Computational Approaches to Vascular Biomechanics: Linking Patient-Specific Clinical Data with Multiscale Modeling and Simulation

Recent advancements in computational biomechanics have significantly enhanced our understanding of vascular physiology and pathophysiology. The integration of patient-specific clinical data with computational models offers a powerful framework for predicting vascular behavior under physiological and pathological conditions. This study explores the state-of-the-art computational approaches that link imaging-based clinical datasets, such as CT angiography (CTA), MR angiography (MRA), and intravascular ultrasound (IVUS), with numerical simulations of blood flow, arterial wall mechanics, and hemodynamic responses. By coupling these data-driven models with finite element analysis (FEA), computational fluid dynamics (CFD), and fluid–structure interaction (FSI) techniques, researchers can develop personalized predictive tools that improve diagnostic accuracy and treatment planning.Furthermore, this study highlights the crucial role of multiscale modeling in bridging the gap between cellular-level mechanobiology and whole-organ biomechanics, enabling more accurate assessment of vascular diseases such as aneurysms, atherosclerosis, and arterial stiffening.

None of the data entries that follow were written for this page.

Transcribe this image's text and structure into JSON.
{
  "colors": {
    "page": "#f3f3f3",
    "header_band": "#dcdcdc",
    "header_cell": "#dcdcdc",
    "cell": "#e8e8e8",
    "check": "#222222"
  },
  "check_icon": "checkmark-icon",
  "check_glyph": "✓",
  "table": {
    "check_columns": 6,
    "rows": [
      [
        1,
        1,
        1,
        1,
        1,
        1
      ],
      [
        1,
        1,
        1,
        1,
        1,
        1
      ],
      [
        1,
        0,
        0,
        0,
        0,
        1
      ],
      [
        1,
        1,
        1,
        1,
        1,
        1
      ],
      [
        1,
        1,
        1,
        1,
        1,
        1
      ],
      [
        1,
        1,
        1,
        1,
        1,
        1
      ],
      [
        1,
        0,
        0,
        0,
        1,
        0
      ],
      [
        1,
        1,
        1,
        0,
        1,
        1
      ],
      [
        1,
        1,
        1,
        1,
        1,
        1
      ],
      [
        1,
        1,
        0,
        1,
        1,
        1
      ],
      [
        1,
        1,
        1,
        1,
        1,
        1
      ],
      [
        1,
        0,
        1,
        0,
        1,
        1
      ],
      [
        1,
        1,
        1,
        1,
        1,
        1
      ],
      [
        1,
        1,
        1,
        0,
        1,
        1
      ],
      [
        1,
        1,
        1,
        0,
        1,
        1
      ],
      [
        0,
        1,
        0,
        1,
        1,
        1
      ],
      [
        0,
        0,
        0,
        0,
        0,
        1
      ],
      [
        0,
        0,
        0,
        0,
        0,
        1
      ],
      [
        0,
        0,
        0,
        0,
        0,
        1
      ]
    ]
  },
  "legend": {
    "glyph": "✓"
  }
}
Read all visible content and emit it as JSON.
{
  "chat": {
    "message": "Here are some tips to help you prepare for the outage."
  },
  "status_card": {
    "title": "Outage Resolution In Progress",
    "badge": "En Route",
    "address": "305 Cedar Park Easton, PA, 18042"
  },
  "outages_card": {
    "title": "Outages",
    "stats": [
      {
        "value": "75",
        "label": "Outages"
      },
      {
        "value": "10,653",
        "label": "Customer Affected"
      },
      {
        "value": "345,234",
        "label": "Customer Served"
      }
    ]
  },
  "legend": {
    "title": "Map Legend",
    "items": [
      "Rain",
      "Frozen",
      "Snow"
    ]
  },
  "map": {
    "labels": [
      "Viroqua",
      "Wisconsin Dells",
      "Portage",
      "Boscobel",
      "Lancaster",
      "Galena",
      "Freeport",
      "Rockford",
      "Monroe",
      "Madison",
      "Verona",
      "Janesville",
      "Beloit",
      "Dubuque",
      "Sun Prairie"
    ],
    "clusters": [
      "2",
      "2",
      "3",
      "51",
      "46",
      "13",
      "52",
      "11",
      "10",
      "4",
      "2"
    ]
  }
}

The study also discusses recent efforts in model validation, uncertainty quantification, and the integration of machine learning techniques to enhance computational efficiency and clinical relevance.By reviewing the current body of research, this study identifies key challenges in translating computational findings into clinical practice, including data standardization, model personalization, and real-time simulation constraints. Finally, it proposes future directions aimed at establishing a synergistic pipeline between clinical data acquisition, model calibration, and patient-specific vascular simulations, thereby advancing precision medicine and personalized cardiovascular healthcare.